We stayed at Jagat Palace two nights mid-November 2019 ($177/night including taxes and breakfast). It was quite stunning in many ways but ultimately overpriced and disappointing. And regarding the breakfast, it sucked. Granted, it’s a “pure veg” municipality (our first in India or anywhere) so there was no expectation of eggs-to-order. I guess with that established upfront with a predominant western clientele, why try harder regarding anything else. Too snippy?

Overall, the facility is stunning, as are the rooms, but aside from the efficient and courteous (“normal”) front desk staff, there was something vibrationally “abnormal” about everyone else working there. Too sensitive?

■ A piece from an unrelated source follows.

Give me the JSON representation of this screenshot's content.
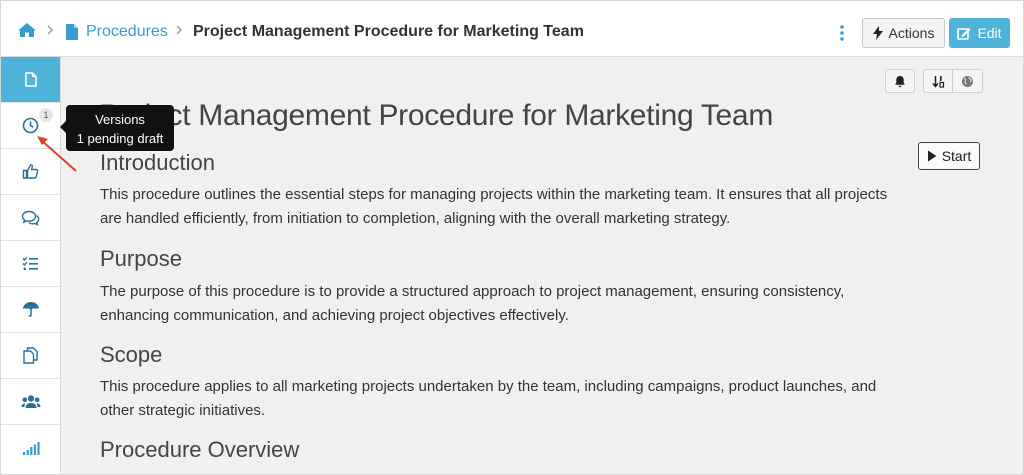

Festival week in Pushkar — the world-renowned Camel Festival — ended just as we were arriving. Bad timing on our part but we knew it when planning — it just didn’t work out to make the festival. We were burned out (see video review below) and seemingly everyone else was too from a busy festival week and, in our case, from already over two hard-driving fabulous months enjoying India.

We used the very good room service both nights for dinner, with excellent food, and after just one of the inclusive breakfasts, we found a taxi to outside city limits and found a proper breakfast the second morning.

Two last comments to add to the “disturbing” category: we watched the likely property owner / grande-dame berate two employees. It felt medieval. Second, Paul at departure was a few hours from commencing a full-blown, 14-day episode of dengue fever. Who knew? [For more on those unpleasantries, see “Santosh Villa Homestay” review above.] Dengue has an incubation period of 3-6 days from time of mosquito bite. So we were both sick (Rich: improving; Paul: becoming) during our stay at Jagat Palace.

Pushkar is unlikely to be a place we ever return. However, post-visit many fellow travelers familiar with this tiny town in Rajasthan universally remember it fondly. Admittedly, we didn’t see much of the place. Oh, and the air quality was atrocious and totally stultifying (PM2.5 > 270).